視野が広がる西パプアの旅
インドネシアの一部ということになってはいるが、西パプアはこの列島からなる国とはいろいろな意味で一線を画している。
北岸にある最大の都市ジャヤプラの空港につくまでの間に、これから南に向かう旅路に何があるかをちらと眺めることができた。

しかし私が一番楽しみにしているのは人々との出会いであった。 飛行機を降り、ジャヤプラの地を一歩踏むやいなや、伝統的な男性器ケースを着けたダニ族の男性とダニ族の衣装をつけたトップレスの女性が、歌い、踊りながら我々訪問者を歓迎してくれた。

これほど落ち着かない歓迎パーティはあまりないといえよう。
ジャヤプラから、この地で最高といわれる南のワメナに向かった。だが、この国には内陸に道がない。 よって、すべては空輸しなくてはならない。食糧も生活物資も石油もなにもかもだ。
ジャワ島のビジネスマンは、1リッターあたりUS$5という法外な価格だワメナへの石油供給を独占しているという。又、食糧などの生活物資の物価もインドネシアの他の地域と比べて平均で3~5倍が相場だ。

ワメナを旅すると、生活が基本に戻っていくような感じがする。
泥と岩盤滑りが常に脅威となるこの国で、私の乗っていたトラックも橋の手前で2時間ほど立ち往生した。その間、村人たちは、素手とはだしのまま、壊れた木の橋を作り直した。
しかしこれは、西パプアの10日間の滞在中に経験する信じられない出来事のほんの序章でしかない。

訪問者が来ると彼らはいつも伝統的な歌と踊りを披露してくれる。しかし実際の生活は物質的にも文化的にも楽なものとは言えない。
現地の多くの人の指が変形し、短いことに気がついた。ダニ族の伝統では、老齢の男女が伴侶や親族を亡くしたとき、指を切る習慣があるのだ。
だがパプアの近代化と共にこの伝統は消えつつある。

西パプアの内陸の住民は、60年ほど前にアメリカの人類学者が研究のため飛行機でやってきたときに初めて外の世界に接した。 そのあとすぐに宣教師たちもやってきた。
海の向こうからやってきた人と初めてコンタクトをとった出来事を覚えている長老数人から、当時の様子を聞くことができた。 部族の人々と西洋人との関係は当初、困難を極めたという。しかしすぐに、貿易が増え、友好的な関係が築かれた。
そして今では観光事業は彼らの生活の一部だ。

食べ物はやや当たり外れが大きい。 サツマイモ、バナナの葉に包んで蒸したサゴヤシのペースト、タロイモ、キャッサバ芋の伝統料理をふるまわれた。
これは少し期待はずれだった。しかしその後これまで経験したことがない、ファミリーバーベキューに招かれた。 ベカーバトゥ、現地語で「石焼き」と言われるこのバーベキューでは、熱い石炭の入った穴の中に石を投げ込んで何時間も置いておく。
そこへ絞めたばかりの鶏や豚、さつまいもやその葉、そして、現地でタウイと呼ばれる赤い果物をバナナの葉に包んでその穴に投げ込むのだ。
食べ物の上にさらに灼熱の石を乗せて数時間、焼けるまでそのままにしておく。 近くに住む近親者たちが集まってきた。 これは地域最高のご馳走なのだ。
私は、バナナの香りのジューシーでしっとりした鶏肉の蒸し焼きがとても気に入った。塩も調味料もいらない。

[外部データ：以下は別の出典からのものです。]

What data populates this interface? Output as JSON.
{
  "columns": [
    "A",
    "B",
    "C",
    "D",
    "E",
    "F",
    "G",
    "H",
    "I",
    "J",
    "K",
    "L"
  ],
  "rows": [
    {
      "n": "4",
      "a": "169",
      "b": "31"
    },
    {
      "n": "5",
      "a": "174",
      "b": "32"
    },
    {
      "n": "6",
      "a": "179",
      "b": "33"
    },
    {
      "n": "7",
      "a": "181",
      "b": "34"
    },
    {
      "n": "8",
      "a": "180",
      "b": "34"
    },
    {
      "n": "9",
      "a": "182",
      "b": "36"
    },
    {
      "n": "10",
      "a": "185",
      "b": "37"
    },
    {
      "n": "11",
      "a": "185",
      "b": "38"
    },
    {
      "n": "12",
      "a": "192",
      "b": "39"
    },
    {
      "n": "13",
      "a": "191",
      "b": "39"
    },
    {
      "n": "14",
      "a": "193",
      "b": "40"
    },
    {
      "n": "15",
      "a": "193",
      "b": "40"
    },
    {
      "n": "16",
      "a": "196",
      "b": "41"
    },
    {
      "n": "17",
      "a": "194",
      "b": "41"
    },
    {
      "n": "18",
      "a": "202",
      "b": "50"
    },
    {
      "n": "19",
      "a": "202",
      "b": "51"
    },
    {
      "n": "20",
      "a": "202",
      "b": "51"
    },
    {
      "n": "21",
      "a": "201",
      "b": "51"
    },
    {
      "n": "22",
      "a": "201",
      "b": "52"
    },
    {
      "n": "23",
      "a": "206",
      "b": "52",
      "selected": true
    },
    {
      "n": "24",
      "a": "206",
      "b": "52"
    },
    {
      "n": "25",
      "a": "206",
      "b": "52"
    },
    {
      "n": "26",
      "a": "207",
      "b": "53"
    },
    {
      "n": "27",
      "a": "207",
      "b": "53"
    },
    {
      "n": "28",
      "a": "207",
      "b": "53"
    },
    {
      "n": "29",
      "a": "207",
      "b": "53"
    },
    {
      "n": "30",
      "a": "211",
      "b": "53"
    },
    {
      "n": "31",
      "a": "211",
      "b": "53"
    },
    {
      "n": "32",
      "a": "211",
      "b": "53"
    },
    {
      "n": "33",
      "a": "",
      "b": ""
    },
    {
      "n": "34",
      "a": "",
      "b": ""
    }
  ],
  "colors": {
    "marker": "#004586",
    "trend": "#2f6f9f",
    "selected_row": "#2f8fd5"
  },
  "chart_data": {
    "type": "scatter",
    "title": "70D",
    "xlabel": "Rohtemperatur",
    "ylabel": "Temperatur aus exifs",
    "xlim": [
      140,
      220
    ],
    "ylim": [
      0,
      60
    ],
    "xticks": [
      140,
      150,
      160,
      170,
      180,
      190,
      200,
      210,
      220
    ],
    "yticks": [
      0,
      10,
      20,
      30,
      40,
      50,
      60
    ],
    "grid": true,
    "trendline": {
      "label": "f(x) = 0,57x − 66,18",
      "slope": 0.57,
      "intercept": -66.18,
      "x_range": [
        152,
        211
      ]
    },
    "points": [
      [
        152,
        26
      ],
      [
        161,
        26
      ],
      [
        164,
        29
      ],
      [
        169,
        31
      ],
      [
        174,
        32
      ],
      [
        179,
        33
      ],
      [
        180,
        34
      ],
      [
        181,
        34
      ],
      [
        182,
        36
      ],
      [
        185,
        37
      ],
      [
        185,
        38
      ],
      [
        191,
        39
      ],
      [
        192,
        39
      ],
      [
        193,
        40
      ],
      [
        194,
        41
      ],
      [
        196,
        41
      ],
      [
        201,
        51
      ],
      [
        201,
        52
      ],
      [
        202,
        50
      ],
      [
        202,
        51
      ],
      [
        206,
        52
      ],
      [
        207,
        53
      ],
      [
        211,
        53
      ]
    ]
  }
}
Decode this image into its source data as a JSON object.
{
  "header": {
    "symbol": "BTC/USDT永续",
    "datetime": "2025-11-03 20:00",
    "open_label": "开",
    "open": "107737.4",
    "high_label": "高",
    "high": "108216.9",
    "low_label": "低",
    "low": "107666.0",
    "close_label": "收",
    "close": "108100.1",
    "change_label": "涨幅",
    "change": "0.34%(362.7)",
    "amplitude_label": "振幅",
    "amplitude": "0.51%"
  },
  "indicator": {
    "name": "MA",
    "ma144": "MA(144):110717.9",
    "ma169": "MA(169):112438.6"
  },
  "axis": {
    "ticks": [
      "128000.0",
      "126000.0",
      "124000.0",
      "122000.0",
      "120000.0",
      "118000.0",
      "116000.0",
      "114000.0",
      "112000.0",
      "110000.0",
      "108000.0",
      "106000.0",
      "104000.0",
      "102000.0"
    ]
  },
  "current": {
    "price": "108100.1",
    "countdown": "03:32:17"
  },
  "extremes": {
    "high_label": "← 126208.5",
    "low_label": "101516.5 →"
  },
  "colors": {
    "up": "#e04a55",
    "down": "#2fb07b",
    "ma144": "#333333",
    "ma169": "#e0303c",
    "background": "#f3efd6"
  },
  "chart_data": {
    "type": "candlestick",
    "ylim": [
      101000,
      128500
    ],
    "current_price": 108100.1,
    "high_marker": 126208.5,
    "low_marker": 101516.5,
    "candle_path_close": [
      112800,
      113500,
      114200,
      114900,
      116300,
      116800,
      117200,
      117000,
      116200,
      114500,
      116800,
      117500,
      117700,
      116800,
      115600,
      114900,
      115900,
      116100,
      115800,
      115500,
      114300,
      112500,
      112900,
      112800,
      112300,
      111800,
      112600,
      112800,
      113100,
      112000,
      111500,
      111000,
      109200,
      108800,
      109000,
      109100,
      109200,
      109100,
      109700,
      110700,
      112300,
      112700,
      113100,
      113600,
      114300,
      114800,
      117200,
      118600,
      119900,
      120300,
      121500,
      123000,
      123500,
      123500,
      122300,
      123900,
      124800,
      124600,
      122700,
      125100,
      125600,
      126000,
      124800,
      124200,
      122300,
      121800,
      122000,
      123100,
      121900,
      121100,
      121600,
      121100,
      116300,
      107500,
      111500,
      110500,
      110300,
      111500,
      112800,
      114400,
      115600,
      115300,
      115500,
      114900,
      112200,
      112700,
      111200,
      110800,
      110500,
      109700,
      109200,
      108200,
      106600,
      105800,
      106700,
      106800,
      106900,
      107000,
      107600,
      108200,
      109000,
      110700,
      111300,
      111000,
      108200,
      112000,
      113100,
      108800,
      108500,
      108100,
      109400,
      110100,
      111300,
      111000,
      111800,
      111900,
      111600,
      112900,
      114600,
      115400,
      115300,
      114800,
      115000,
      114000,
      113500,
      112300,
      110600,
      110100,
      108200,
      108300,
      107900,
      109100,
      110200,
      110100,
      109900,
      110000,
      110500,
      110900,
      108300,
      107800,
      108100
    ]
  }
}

一番目を惹く食べ物と言えばもちろんタウイだろう。 食べた人の歯を真っ赤に染める、この刺激の強いペーストは、現地の人にとって最高の食べ物のひとつだ。

タウイは、癌やエイズを含む数多くの病気を治し、予防する力があると彼らは主張する。

また別の村では、村の長老が、360歳のミイラ化した親戚を紹介してくれた。
種族に大いなる貢献をした長老を讃える、究極の方法は、長老の遺体を数週間も数カ月も火の上でいぶすことなのだそう。

長老のミイラは飾られ、長老の偉大さは後の世まで語り継がれていく。
現地の人々のほがらかな笑顔と暖かいもてなしの陰で、この地域ではエイズが大きな問題となり、世界有数のマラリア感染地域でもあるという悲しい現実がある。

クリントン財団が資金を出している小さな診療所は人手不足ではあったが、毅然としながらこの問題に立ち向かっていた。
海外からの旅行者にとって、抗マラリア剤さえ準備して出かければ、マラリアは何の問題でもない。
しかし多くの現地の人は、薬は高すぎて手が届かないと肩をすくめる。死ぬまで予防薬を飲み続けるなんてことはできない相談なのだ。